His death now raises the question of the quality of armour that police ranks are equipped with, given the fact that the security forces are aware that criminals are armed with assault rifles. Gone are the days when the .32 revolver was the weapon of choice for bandits.
Following the Bartica massacre, in which three policemen were killed, Police Commissioner Henry Greene had chided his ranks for not utilizing the protective gear that was provided for them.
But in light of the recent demise of Constable Glasgow, there is every reason for ranks to feel less protected when coming up against criminals the likes of the late Rondell Rawlins, James Gibson and Cliff Chichester.
“Most of the vests are just good enough to resist the impact of the 9mm calibre bullet,” a senior police officer, who is said to be an expert on firearms, told this newspaper.
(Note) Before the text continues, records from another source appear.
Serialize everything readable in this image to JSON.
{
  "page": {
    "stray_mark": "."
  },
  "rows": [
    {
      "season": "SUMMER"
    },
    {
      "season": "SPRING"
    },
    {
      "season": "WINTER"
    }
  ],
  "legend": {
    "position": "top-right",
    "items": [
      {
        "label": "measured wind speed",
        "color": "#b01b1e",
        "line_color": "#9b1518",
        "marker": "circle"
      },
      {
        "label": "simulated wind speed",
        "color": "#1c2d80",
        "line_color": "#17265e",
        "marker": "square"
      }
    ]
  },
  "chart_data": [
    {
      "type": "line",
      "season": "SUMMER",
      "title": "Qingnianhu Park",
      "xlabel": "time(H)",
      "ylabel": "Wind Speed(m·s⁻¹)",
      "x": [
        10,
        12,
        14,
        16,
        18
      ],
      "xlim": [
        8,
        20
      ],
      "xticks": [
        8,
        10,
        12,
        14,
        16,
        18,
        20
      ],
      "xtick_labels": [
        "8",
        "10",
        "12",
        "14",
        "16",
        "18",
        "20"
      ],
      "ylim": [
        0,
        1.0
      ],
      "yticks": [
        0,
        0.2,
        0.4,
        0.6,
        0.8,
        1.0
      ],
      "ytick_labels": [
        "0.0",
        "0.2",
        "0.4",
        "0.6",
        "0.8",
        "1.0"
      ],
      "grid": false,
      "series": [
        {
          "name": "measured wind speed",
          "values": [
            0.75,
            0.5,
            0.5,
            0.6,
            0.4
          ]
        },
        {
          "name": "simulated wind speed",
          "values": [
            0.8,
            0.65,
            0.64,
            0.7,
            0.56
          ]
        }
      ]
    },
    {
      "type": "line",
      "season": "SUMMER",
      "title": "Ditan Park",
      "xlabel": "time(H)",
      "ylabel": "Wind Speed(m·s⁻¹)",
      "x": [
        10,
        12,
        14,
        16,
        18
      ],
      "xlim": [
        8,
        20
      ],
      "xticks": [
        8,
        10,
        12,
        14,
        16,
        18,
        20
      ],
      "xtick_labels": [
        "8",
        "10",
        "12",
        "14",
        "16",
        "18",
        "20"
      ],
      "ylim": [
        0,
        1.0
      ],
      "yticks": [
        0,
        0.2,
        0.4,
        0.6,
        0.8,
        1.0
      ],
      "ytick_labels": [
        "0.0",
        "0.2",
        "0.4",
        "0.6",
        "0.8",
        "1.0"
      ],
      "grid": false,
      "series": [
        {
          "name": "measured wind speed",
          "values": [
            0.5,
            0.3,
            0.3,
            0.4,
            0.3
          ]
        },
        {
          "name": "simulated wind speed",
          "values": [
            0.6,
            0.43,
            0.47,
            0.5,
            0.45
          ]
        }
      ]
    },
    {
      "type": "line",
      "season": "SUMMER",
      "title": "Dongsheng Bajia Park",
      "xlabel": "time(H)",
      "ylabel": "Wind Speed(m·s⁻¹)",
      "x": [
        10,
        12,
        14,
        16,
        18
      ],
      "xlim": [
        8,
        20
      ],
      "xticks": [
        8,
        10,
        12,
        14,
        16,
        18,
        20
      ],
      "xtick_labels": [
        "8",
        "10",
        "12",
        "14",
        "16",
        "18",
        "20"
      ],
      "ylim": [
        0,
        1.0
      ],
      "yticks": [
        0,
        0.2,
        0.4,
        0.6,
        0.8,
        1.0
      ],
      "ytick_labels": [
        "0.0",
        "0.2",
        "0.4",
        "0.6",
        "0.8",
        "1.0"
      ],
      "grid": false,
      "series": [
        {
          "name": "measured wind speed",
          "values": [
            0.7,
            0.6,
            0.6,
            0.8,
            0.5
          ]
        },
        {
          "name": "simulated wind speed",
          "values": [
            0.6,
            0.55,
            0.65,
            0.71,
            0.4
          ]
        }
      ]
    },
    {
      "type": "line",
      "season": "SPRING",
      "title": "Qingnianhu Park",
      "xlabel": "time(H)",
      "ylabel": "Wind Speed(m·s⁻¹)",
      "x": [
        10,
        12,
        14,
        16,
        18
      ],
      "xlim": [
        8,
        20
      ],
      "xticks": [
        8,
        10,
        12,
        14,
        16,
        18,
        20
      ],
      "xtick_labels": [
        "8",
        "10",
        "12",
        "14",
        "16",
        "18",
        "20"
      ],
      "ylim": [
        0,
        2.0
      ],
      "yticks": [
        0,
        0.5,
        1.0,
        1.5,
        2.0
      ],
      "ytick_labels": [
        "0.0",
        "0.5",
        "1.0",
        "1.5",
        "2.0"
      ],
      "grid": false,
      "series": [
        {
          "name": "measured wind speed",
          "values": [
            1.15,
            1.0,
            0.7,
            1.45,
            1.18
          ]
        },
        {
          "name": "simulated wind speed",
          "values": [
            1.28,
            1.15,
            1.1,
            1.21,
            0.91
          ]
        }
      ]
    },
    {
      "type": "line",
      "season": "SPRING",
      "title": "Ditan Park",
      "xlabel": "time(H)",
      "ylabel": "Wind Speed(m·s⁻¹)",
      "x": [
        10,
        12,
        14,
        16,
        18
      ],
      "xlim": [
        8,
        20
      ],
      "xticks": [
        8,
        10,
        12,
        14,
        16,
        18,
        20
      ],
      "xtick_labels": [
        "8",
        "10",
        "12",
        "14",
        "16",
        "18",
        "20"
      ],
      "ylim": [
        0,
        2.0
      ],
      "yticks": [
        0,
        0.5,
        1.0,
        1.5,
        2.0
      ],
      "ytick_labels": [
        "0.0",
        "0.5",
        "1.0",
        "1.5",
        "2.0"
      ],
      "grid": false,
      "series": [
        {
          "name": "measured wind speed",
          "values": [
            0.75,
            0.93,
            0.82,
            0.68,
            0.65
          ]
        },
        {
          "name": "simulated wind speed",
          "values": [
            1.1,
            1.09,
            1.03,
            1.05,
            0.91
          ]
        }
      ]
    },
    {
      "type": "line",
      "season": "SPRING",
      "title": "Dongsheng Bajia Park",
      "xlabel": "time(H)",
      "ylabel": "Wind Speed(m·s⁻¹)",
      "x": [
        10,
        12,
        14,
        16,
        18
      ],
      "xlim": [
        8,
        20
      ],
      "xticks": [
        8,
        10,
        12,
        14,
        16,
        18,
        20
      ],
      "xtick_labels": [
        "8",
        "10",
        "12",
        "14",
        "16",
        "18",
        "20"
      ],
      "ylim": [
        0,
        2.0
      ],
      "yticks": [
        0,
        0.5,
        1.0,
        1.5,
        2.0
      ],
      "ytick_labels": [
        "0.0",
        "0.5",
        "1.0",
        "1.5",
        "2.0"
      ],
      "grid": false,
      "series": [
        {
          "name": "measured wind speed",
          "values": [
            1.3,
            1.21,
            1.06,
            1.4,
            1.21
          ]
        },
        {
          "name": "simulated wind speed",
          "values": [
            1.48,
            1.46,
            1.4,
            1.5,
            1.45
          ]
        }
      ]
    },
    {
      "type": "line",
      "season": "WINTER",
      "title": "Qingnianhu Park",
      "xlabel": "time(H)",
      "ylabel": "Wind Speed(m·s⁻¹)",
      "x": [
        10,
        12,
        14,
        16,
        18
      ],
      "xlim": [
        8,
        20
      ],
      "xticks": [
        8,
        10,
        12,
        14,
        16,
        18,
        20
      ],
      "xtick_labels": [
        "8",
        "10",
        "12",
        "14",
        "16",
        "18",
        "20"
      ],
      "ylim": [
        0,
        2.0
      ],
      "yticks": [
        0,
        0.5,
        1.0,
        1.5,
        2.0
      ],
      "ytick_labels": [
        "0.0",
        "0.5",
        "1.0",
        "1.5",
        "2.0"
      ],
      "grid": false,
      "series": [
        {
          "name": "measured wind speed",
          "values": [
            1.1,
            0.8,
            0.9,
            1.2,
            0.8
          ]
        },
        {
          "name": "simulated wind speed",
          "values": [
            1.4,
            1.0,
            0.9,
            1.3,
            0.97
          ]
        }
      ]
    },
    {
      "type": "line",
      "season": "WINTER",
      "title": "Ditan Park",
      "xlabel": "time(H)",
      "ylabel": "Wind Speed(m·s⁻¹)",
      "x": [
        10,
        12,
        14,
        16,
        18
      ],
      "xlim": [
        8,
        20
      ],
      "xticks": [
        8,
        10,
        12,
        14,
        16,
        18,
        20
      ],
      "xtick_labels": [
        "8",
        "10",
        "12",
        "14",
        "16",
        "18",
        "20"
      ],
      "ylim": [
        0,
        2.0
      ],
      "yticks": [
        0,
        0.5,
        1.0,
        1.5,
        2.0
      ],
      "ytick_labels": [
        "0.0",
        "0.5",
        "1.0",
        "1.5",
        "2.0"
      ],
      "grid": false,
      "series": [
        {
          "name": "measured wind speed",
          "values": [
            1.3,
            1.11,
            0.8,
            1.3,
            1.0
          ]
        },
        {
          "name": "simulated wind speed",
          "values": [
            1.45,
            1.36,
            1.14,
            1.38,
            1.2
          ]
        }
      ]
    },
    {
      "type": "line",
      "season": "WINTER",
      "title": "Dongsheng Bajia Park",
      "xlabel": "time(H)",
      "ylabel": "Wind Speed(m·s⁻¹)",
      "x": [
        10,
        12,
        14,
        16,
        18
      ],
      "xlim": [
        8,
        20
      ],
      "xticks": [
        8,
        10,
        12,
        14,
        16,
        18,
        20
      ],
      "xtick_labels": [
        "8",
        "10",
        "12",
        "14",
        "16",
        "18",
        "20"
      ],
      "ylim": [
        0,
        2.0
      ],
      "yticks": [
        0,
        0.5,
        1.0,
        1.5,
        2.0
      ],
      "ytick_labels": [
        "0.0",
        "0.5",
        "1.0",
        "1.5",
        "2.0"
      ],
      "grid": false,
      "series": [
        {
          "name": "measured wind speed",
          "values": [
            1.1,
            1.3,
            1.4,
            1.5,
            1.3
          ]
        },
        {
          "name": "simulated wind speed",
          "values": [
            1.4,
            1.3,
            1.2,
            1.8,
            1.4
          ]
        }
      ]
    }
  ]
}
He explained that a 7.62 x 39 round of ammunition, used in the AK-47, will penetrate most bullet proof vests directly from 200 metres.
He added that after 300 metres the bullet will begin to lose its velocity.
“There is no guarantee of safety with a vest when coming up against an AK-47,” the expert said.
According to the expert, bullet proof vests come in three levels. He said that the police previously sourced equipment from the crown agent in London, England, but for some strange reason, this arrangement was shelved.
“Those people who are procuring these items are sacrificing safety for cheapness. The current thinking in the administration is reflective of the type of shoes and clothing that are being acquired,” he said.
He opined that the ‘cop’ who was shot by Magistrate Gordon Gilhuys may have been killed had he been wearing a vest.
He explained that because he was not wearing a vest, the bullet exited his body.
“If he was wearing a vest, maybe it would have slowed down the bullet, and it would have been lodged in the policeman’s body, and this could have been more dangerous,” the officer explained.
Kaieteur News understands that British experts who were in Guyana conducting training for police ranks had recommended a certain type of bullet proof vests.
However, only the ranks of the Joint Services Operating Group – JSOG — are outfitted with high quality vests, but according to the expert, even those are no match for an assault rifle at a certain distance.
According to a senior police official, the force had resorted to fitting steel plates in some of the vests to make them more acceptable for crime fighting.
“For some stranger reason, the ranks felt it was too heavy to carry around on a 12-hour shift, and some of them took it out,” the police officer said.
But whatever the consequences, no one said that crime fighting was a safe job, and there are instances when no matter how much one is equipped, there is always the possibility of injury or death.
Meanwhile, the Guyana Police Force will stand all expenses relating to the funeral of the late Constable Glasgow. A senior Government official confirmed that his relatives will receive the customary $1M offered by Government when a policeman is killed in the line of duty.
But some critics are challenging the Government to increase the figure, since in today’s current economic situation, it is quite inadequate.